RATIONALE: Compared with other animal venoms, ant venoms remain little explored. Ants have evolved complex venoms to rapidly immobilize arthropod prey and to protect their colonies from predators and pathogens. Many ants have retained peptide-rich venoms that are similar to those of other arthropod groups. METHODS: With the goal of conducting a broad and comprehensive survey of ant venom peptide diversity, we investigated the peptide composition of venoms from 82 stinging ant species from nine subfamilies using matrix-assisted laser desorption/ionisation time-of-flight mass spectrometry (MALDI-TOFMS). We also conducted an in-depth investigation of eight venoms using reversed-phase high-performance liquid chromatography (RP-HPLC) separation coupled with offline MALDI-TOFMS. RESULTS: Our results reveal that the peptide compositions of ant venom peptidomes from both poneroid and formicoid ant clades comprise hundreds of small peptides (<4 kDa), while large peptides (>4 kDa) are also present in the venom of formicoids. Chemical reduction revealed the presence of disulfide-linked peptides in most ant subfamilies, including peptides structured by one, two or three disulfide bonds as well as dimeric peptides reticulated by three disulfide bonds. CONCLUSIONS: The biochemical complexity of ant venoms, associated with an enormous ecological and taxonomic diversity, suggests that stinging ant venoms constitute a promising source of bioactive molecules that could be exploited in the search for novel drug and biopesticide leads.

Diversity of peptide toxins from stinging ant venoms.

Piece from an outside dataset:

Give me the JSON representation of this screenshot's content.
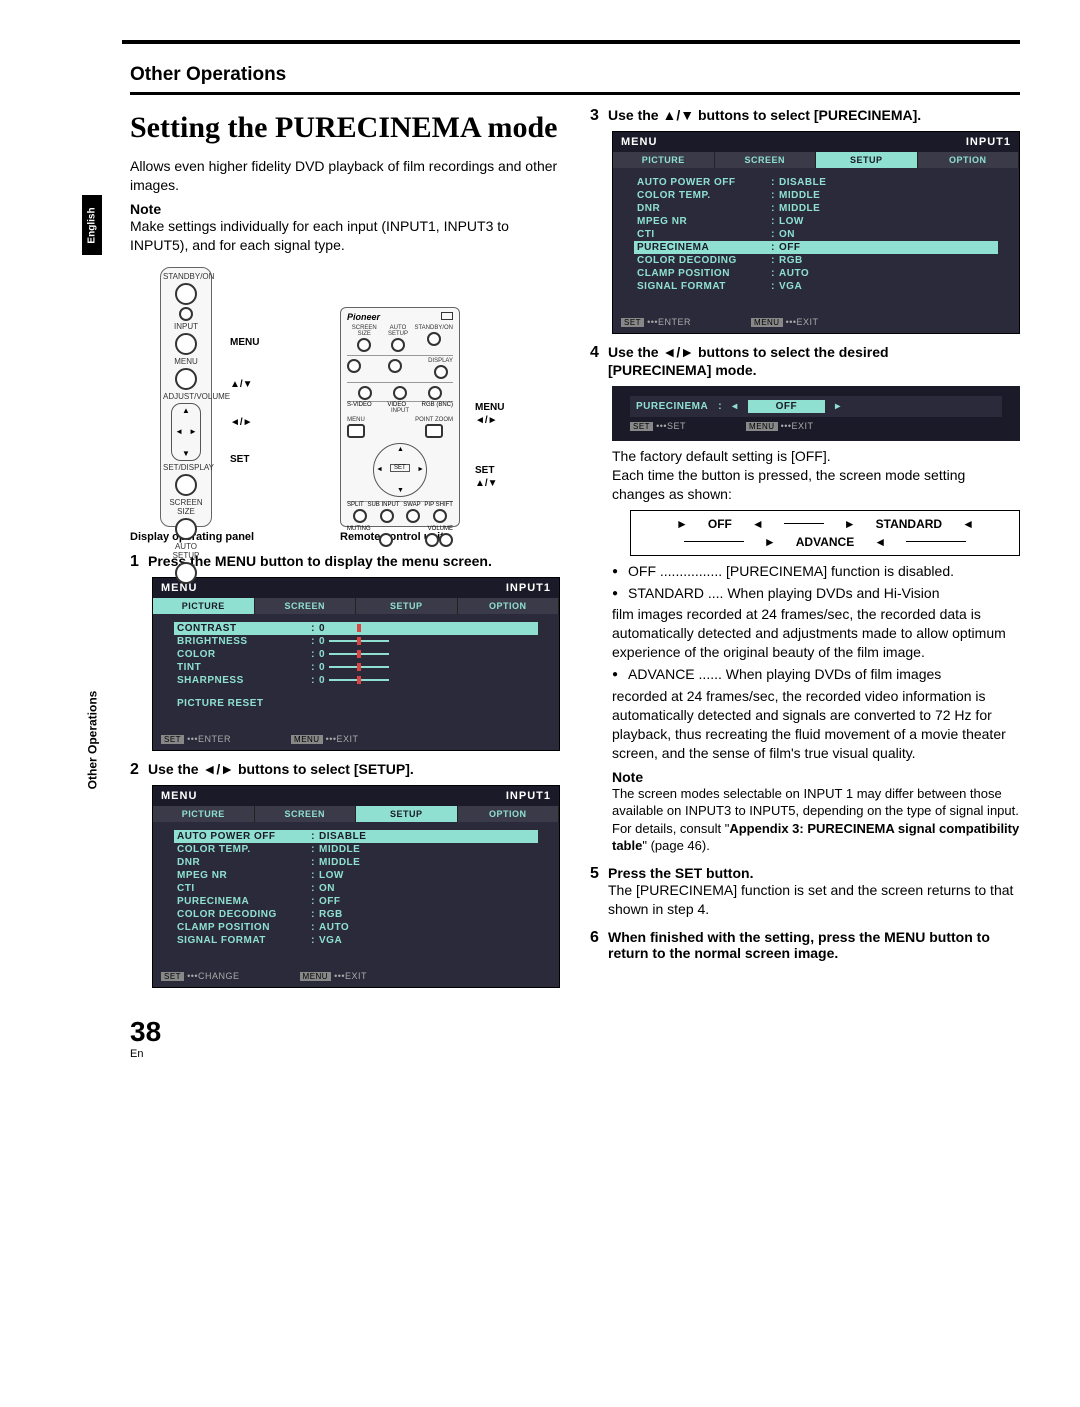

Ants (Hymenoptera: Formicidae) represent a taxonomically diverse group of arthropods comprising nearly 13,000 extant species. Sixteen ant subfamilies have individuals that possess a stinger and use their venom for purposes such as a defence against predators, competitors and microbial pathogens, for predation, as well as for social communication. They exhibit a range of activities including antimicrobial, haemolytic, cytolytic, paralytic, insecticidal and pain-producing pharmacologies. While ant venoms are known to be rich in alkaloids and hydrocarbons, ant venoms rich in peptides are becoming more common, yet remain understudied. Recent advances in mass spectrometry techniques have begun to reveal the true complexity of ant venom peptide composition. In the few venoms explored thus far, most peptide toxins appear to occur as small polycationic linear toxins, with antibacterial properties and insecticidal activity. Unlike other venomous animals, a number of ant venoms also contain a range of homodimeric and heterodimeric peptides with one or two interchain disulfide bonds possessing pore-forming, allergenic and paralytic actions. However, ant venoms seem to have only a small number of monomeric disulfide-linked peptides. The present review details the structure and pharmacology of known ant venom peptide toxins and their potential as a source of novel bioinsecticides and therapeutic agents.